Der Ausschluß von der Erwerbsarbeit führt zur Trägheit. Der gesellschaftliche Zusammenhalt gelingt primär deshalb, weil jeder Bürger gewohnt ist, seinen Beitrag zum Funktionieren des Gemeinwesens beizutragen. Es fällt schwer zu glauben, daß nur die Verantwortungsvollen wohlüberlegt aus dem Erwerbsprozeß ausscheren. Die Frustrationen, die aus einem Beiseite-Stehen resultieren, kann man in diversen soziologischen Studien nachlesen. Und wer des Österreichers -oft durch die Rahmenbedingungen geförderten - Hang zum Pfusch kennt, der kann sich auf eine Explosion desselben bei Einführung von Grundeinkommens/-si-cherungsmodellen sicher sein.

Zuletzt ein vielleicht für nicht alle verständlicher Ansatz: Erwerbsarbeit wird nicht nur der monetären Entlohnung wegen verrichtet. Sich beruflich zu entfalten stellt für viele ebenso einen Teil ihres Lebensglücks und ihrer Zufriedenheit dar wie ein harmonisches Familienleben oder die kulturelle Betätigung. Die menschliche Geschichte kennt den Müßiggang vor allem in gesicherter Existenz, der Müßiggang mit spartanischer finanzieller Ausstattung erzeugt wohl eher Frustationspotenti-al und eine Stimmung sozialen Ausnützens im kleinen.

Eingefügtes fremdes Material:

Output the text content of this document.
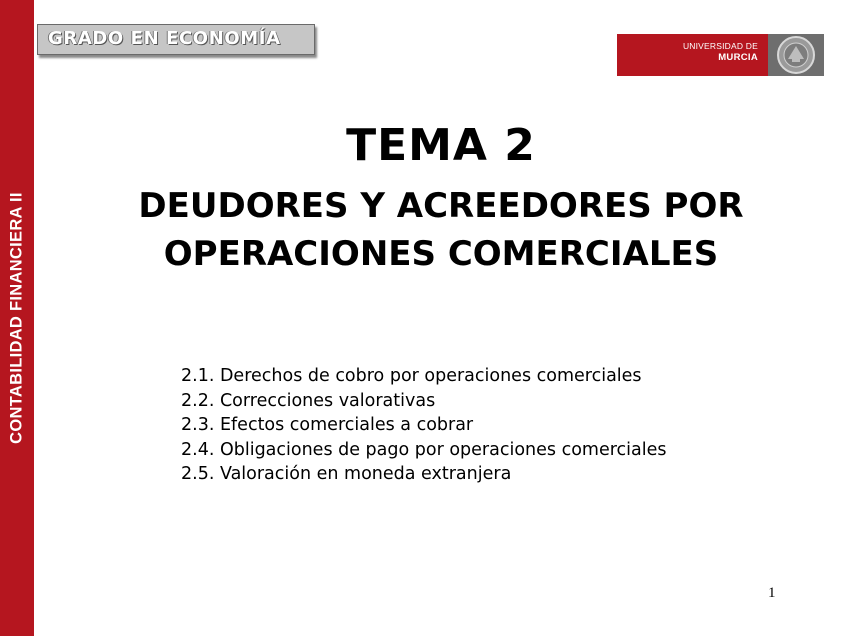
CONTABILIDAD FINANCIERA II
GRADO EN ECONOMÍA	UNIVERSIDAD DE
MURCIA
TEMA 2
DEUDORES Y ACREEDORES POR
OPERACIONES COMERCIALES
2.1. Derechos de cobro por operaciones comerciales
2.2. Correcciones valorativas
2.3. Efectos comerciales a cobrar
2.4. Obligaciones de pago por operaciones comerciales
2.5. Valoración en moneda extranjera
1
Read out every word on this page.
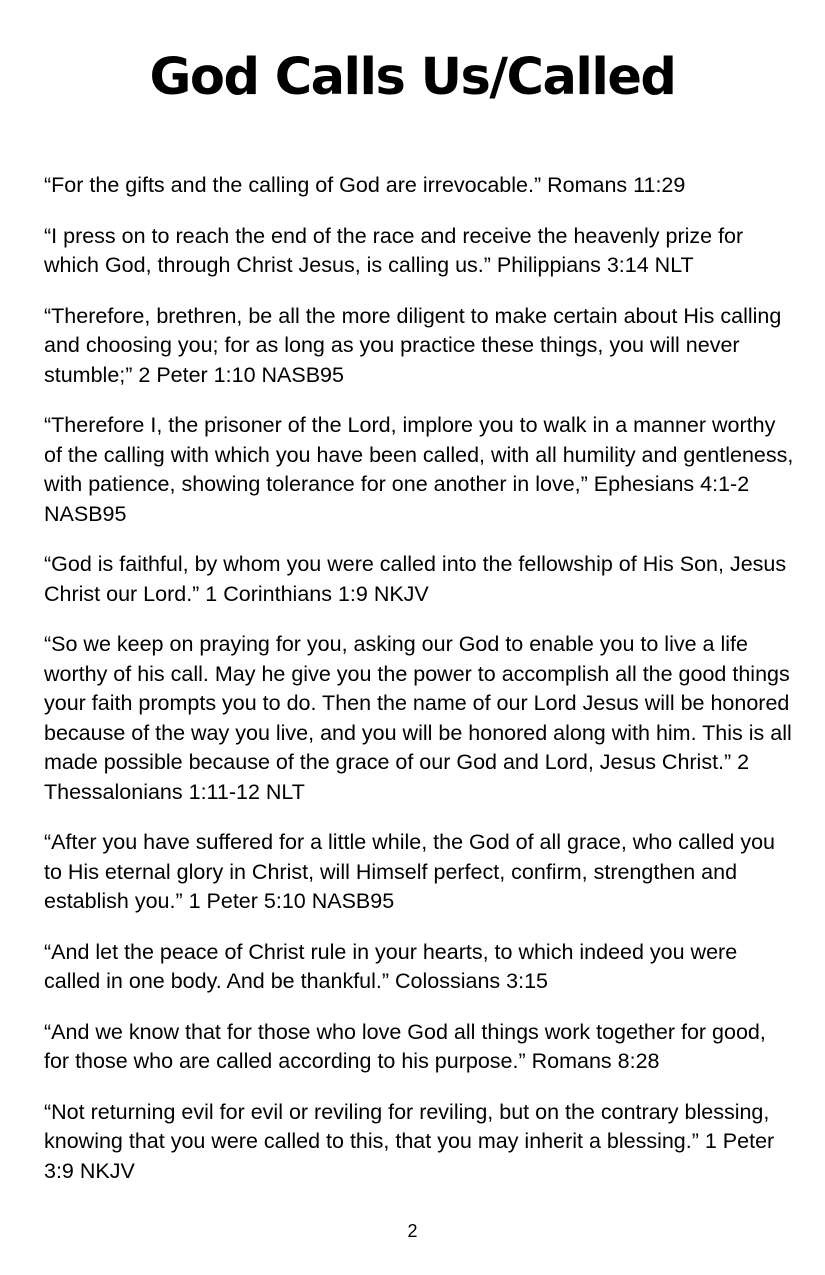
God Calls Us/Called

“For the gifts and the calling of God are irrevocable.” Romans 11:29

“I press on to reach the end of the race and receive the heavenly prize for which God, through Christ Jesus, is calling us.” Philippians 3:14 NLT

“Therefore, brethren, be all the more diligent to make certain about His calling and choosing you; for as long as you practice these things, you will never stumble;” 2 Peter 1:10 NASB95

“Therefore I, the prisoner of the Lord, implore you to walk in a manner worthy of the calling with which you have been called, with all humility and gentleness, with patience, showing tolerance for one another in love,” Ephesians 4:1-2 NASB95

“God is faithful, by whom you were called into the fellowship of His Son, Jesus Christ our Lord.” 1 Corinthians 1:9 NKJV

“So we keep on praying for you, asking our God to enable you to live a life worthy of his call. May he give you the power to accomplish all the good things your faith prompts you to do. Then the name of our Lord Jesus will be honored because of the way you live, and you will be honored along with him. This is all made possible because of the grace of our God and Lord, Jesus Christ.” 2 Thessalonians 1:11-12 NLT

“After you have suffered for a little while, the God of all grace, who called you to His eternal glory in Christ, will Himself perfect, confirm, strengthen and establish you.” 1 Peter 5:10 NASB95

“And let the peace of Christ rule in your hearts, to which indeed you were called in one body. And be thankful.” Colossians 3:15

“And we know that for those who love God all things work together for good, for those who are called according to his purpose.” Romans 8:28

“Not returning evil for evil or reviling for reviling, but on the contrary blessing, knowing that you were called to this, that you may inherit a blessing.” 1 Peter 3:9 NKJV

2
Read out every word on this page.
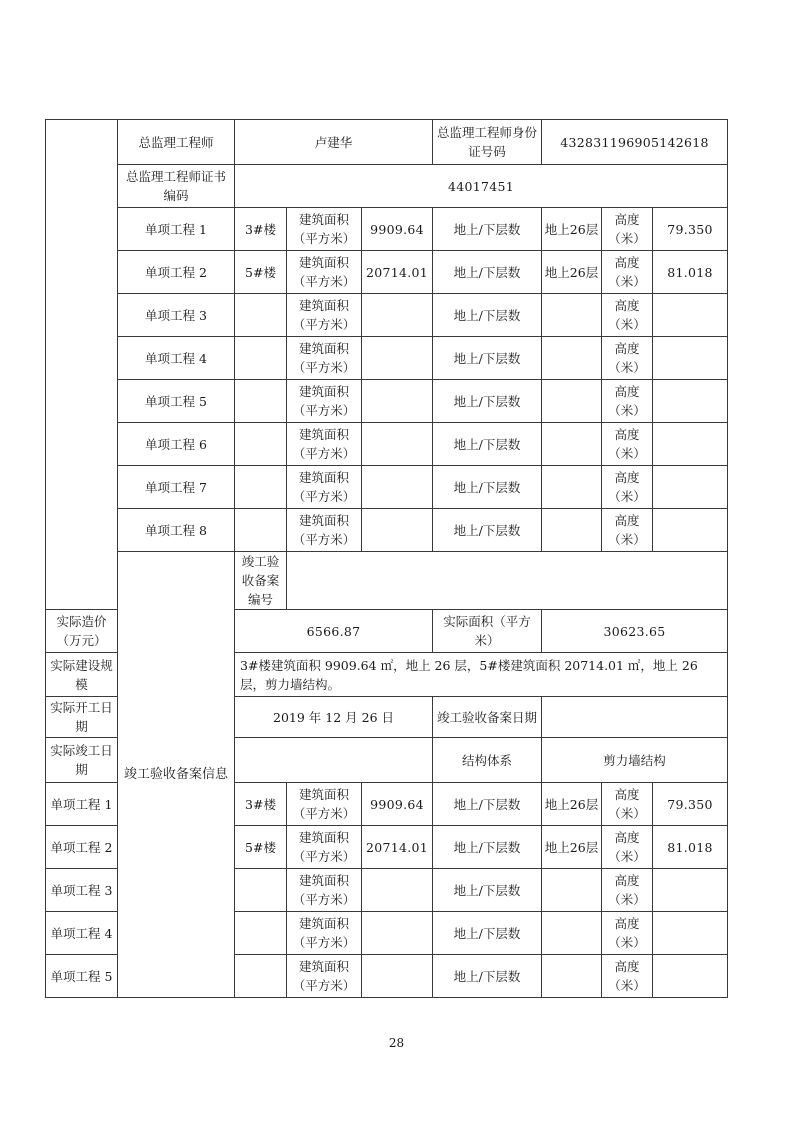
	总监理工程师	卢建华			总监理工程师身份证号码	432831196905142618		
	总监理工程师证书编码	44017451						
	单项工程 1	3#楼	建筑面积（平方米）	9909.64	地上/下层数	地上26层	高度（米）	79.350
	单项工程 2	5#楼	建筑面积（平方米）	20714.01	地上/下层数	地上26层	高度（米）	81.018
	单项工程 3		建筑面积（平方米）		地上/下层数		高度（米）	
	单项工程 4		建筑面积（平方米）		地上/下层数		高度（米）	
	单项工程 5		建筑面积（平方米）		地上/下层数		高度（米）	
	单项工程 6		建筑面积（平方米）		地上/下层数		高度（米）	
	单项工程 7		建筑面积（平方米）		地上/下层数		高度（米）	
	单项工程 8		建筑面积（平方米）		地上/下层数		高度（米）	
	竣工验收备案信息	竣工验收备案编号						
实际造价（万元）		6566.87			实际面积（平方米）	30623.65		
实际建设规模		3#楼建筑面积 9909.64 ㎡，地上 26 层，5#楼建筑面积 20714.01 ㎡，地上 26 层，剪力墙结构。						
实际开工日期		2019 年 12 月 26 日			竣工验收备案日期			
实际竣工日期					结构体系	剪力墙结构		
单项工程 1		3#楼	建筑面积（平方米）	9909.64	地上/下层数	地上26层	高度（米）	79.350
单项工程 2		5#楼	建筑面积（平方米）	20714.01	地上/下层数	地上26层	高度（米）	81.018
单项工程 3			建筑面积（平方米）		地上/下层数		高度（米）	
单项工程 4			建筑面积（平方米）		地上/下层数		高度（米）	
单项工程 5			建筑面积（平方米）		地上/下层数		高度（米）	
28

Dies alles soll freilich nicht heißen, daß ähnliche Modelle zu Grundeinkommen und Grundsicherung nicht vernünftig und gangbar erscheinen. Das Freijahr haben wir in Österreich zumindest für Wiener Beamte und Lehrer schon, ein Sabbatical-Konto, wie es vor kurzem erst der deutsche Volkswirtschafter und politische Soziologe Claus Offe in Wien präsentierte, könnte eine interessante Alternative sein. Doch Grundeinkommen und Grundsicherung stellen ohne Zweifel ein falsches Signal zum falschen Zeitpunkt dar.

Denn was Österreich zur Zeit und für die nahe Zukunft braucht, ist eine Aufbruchstimmung, um den Herausforderungen in der Transformationszeit zur Informationsgesellschaft gerecht zu werden. Dafür bedarf es der Mitarbeit und Anstrengung aller, ein Teil der Bevölkerung sollte von dieser Entwicklung nicht abgekoppelt werden.